Looking back on my brief time spent tucked away in my temporary corner of the Earth, reading Kate Chopin’s The Awakening on a veranda with no agenda really placed things into a new perspective for me. There was a never a moment in Grand Isle where I didn’t feel relaxed and at ease not only with the world, but with my place in it– free of anxieties, insecurities, and all previous responsibilities. With all of the residences propped up on wooden beams running parallel to the coastline, homes feel more like Cypress treehouses planted in the middle of the ocean– a feeling of isolated elation in a place where slow times and simple joys are plentiful.
This is a place where nothing happens– the real edge of nowhere. However the fact that nothing’s expected to happen is exactly what makes it beautiful. Grand Isle is waking up in the morning to the sound of the ocean, buying lunch at JoeBob’s Gas and Grill, and dodging lizards and spiders as you trek through the sand in your bare feet at night. It’s dipping your toes in the warm, murky gulf while staring at distant oil rigs on the horizon. It’s hearing the flies buzz around your ears as the heat sticks to your skin. As Sadie (a fellow Bookpacker) says, “it’s an easy place to fall in love” exactly because of how simple it is.

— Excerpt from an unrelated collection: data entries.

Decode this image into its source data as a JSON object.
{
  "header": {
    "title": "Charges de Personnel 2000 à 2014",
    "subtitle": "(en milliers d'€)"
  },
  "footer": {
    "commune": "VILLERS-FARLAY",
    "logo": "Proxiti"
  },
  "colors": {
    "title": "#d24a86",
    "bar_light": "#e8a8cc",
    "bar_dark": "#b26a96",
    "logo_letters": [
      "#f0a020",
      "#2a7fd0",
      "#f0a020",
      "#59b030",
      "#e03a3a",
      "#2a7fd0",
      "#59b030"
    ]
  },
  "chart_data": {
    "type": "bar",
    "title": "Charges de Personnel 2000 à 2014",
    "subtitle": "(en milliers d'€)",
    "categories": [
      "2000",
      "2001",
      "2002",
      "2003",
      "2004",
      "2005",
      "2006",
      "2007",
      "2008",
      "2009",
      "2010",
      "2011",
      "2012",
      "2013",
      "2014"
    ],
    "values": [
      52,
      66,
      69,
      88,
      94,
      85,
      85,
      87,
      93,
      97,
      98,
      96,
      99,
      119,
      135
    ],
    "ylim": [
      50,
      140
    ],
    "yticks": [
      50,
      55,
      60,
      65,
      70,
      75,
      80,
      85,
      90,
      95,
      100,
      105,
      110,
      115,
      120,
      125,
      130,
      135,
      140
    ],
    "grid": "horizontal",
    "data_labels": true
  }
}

Edna Pontellier fell in love in Grand Isle, and although her circumstances are quite different from mine (being that she is a 19th century housewife to a husband of which she doesn't love, as well as a mother to children she never wanted), I can still understand how it happened. Grand Isle is a place that asks you for your utmost attention and presence. It asks you to be nowhere else but in the moment and cuts you off from the reality of a busier life. Edna would spend summers here with her family, but in The Awakening she mostly spends time with herself figuring out who she is and what she would like to be going forward. She’s defiant for her time through the freedom that she adopts from the way of the Creole, so much so that come the end of the book, she truly lets herself go in a destructive, yet transcendent manner by releasing herself to the embrace of the sea and drowning herself in the process.

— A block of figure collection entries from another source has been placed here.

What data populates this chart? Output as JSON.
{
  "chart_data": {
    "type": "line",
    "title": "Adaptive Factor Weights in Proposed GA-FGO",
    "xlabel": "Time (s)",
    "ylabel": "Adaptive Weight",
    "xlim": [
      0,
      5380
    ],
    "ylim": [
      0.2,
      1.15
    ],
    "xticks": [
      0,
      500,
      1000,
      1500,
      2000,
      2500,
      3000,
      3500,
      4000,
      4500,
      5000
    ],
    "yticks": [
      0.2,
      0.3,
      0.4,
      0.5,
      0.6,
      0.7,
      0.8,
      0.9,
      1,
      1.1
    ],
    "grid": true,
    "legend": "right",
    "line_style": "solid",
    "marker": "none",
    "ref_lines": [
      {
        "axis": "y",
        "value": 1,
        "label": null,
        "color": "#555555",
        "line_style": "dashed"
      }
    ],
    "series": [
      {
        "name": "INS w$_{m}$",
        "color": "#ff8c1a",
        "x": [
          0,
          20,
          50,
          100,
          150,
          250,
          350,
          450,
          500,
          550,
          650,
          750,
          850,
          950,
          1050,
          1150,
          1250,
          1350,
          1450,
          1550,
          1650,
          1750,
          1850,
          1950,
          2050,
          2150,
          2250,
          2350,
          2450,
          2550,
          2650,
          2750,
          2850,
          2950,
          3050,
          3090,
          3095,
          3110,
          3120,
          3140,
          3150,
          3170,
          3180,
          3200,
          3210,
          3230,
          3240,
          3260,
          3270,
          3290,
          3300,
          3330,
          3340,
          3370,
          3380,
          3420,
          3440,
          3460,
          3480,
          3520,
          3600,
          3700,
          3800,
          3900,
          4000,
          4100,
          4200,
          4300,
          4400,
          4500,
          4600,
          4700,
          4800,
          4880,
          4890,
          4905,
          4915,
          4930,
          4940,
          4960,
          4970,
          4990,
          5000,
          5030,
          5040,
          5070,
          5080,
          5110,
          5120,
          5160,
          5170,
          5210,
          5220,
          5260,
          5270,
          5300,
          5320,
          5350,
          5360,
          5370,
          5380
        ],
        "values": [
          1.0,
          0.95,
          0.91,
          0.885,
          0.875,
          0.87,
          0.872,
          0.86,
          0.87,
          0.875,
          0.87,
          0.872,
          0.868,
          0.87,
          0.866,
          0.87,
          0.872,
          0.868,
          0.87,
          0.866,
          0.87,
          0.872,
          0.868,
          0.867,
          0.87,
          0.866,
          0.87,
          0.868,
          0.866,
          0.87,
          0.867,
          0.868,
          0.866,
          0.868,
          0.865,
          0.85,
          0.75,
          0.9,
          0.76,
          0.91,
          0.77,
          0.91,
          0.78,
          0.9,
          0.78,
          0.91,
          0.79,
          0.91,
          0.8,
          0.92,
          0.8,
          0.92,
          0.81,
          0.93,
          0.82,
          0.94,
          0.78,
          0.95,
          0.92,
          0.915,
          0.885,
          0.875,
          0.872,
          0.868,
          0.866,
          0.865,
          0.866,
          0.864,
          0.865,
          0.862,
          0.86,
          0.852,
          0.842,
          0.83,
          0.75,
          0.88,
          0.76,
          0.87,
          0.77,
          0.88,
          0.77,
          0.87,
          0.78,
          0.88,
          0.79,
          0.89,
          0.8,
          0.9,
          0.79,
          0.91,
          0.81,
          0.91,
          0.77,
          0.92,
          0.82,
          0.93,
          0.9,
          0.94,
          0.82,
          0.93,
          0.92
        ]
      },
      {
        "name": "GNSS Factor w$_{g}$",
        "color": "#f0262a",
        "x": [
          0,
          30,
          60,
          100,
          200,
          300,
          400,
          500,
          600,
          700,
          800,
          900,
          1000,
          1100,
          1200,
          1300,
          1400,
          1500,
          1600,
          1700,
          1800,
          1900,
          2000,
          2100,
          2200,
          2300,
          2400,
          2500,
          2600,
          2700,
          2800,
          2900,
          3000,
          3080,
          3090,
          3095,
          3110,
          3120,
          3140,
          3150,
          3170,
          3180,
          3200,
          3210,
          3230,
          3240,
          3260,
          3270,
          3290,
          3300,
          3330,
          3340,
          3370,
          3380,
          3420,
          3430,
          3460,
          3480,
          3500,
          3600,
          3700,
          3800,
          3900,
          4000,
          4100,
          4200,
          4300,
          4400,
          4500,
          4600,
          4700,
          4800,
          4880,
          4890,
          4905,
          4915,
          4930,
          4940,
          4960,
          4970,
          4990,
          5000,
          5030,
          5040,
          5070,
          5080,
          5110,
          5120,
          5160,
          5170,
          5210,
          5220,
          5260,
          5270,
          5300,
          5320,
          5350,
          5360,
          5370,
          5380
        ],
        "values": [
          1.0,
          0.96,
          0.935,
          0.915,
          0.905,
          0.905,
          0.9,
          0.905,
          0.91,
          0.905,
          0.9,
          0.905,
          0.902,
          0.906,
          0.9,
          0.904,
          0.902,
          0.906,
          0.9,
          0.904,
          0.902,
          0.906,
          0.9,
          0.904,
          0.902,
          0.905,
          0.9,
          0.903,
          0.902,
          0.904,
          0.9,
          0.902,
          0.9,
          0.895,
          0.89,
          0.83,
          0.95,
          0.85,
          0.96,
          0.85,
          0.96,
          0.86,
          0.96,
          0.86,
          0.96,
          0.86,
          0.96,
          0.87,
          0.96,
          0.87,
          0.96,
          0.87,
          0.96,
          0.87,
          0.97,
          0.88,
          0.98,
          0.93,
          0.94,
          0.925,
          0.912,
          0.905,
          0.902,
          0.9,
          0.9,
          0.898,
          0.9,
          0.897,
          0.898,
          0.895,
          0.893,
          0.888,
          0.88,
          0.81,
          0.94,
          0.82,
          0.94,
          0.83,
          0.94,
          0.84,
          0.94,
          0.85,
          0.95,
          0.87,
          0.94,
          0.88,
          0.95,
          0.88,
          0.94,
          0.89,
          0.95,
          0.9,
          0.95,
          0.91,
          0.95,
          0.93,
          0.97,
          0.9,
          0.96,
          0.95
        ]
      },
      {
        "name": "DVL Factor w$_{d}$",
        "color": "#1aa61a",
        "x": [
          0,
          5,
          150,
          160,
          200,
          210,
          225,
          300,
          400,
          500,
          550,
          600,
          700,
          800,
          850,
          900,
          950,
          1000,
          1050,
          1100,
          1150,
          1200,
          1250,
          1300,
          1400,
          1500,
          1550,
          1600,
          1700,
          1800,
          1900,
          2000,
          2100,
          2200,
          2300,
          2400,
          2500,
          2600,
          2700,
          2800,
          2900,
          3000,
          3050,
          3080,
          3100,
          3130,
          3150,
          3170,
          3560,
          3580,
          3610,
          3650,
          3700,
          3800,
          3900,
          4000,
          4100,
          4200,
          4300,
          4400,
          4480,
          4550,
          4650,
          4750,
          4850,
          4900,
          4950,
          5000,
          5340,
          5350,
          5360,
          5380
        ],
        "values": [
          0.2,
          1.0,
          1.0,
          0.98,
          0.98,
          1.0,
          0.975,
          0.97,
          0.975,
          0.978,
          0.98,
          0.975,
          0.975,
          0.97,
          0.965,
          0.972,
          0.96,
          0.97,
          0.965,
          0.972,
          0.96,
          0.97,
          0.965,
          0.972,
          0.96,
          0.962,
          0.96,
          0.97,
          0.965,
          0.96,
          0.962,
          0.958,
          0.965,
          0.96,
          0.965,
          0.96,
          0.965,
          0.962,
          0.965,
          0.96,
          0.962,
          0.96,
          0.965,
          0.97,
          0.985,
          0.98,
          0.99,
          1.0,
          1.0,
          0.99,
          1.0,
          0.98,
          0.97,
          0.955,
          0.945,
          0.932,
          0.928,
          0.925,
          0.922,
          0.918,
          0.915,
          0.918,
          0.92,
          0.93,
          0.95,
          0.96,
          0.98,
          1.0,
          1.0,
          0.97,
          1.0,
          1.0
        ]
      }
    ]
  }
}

Grand Isle was only the first stop on our Bookpacking tour through Southern Louisiana, however it will remain one of the most impactful. The surreal nature of placing myself in Edna’s shoes in the exact places she supposedly once stood helped close a gap of time and space within a moment in history. Growing comfortable in a place such as that, as I’ve experienced in such a brief amount of time, can really alter a person’s mindset and help one re-evaluate their true wants, needs, and values. For me, I found myself erasing all negativities from my mind; all pressures that have been imposed onto me via the pace of the college environment were excused. I was free, and in a sense, I too released myself to the embrace of the ocean– the embrace of Grand Isle.
With all of this being said, I would never choose to live in place such as that. I had no desire to stay for longer than a brief vacation or else my mind, as restless as it is, would probably consume itself and decay into grains of sand to be lost to the wind. To Edna and her summer lover, Robert, it was the same thing. I can only imagine that anyone that ventures down to “the edge of nowhere” is bound to find the same solace and energy (or lack thereof) in the moments of beautiful silence shared between Edna Pontillier and myself. Driving in Grand Isle, I was still very tightly wound– worried that I wouldn't find my place in this program or my people within it. However, leaving Grand Isle, I recovered bits of myself that were lost within the stress I allowed myself to carry, and through that recovery, have already made memories with people I will never forget. From accidentally breaking my bunk bed, hoarding sweet honey biscuits and egg rolls, spotting dolphins across the horizon, to even getting locked out of our van in the middle of cemetery, this was only the mere beginning– the Awakening if you would– to an adventure I'll recount to my kids one day.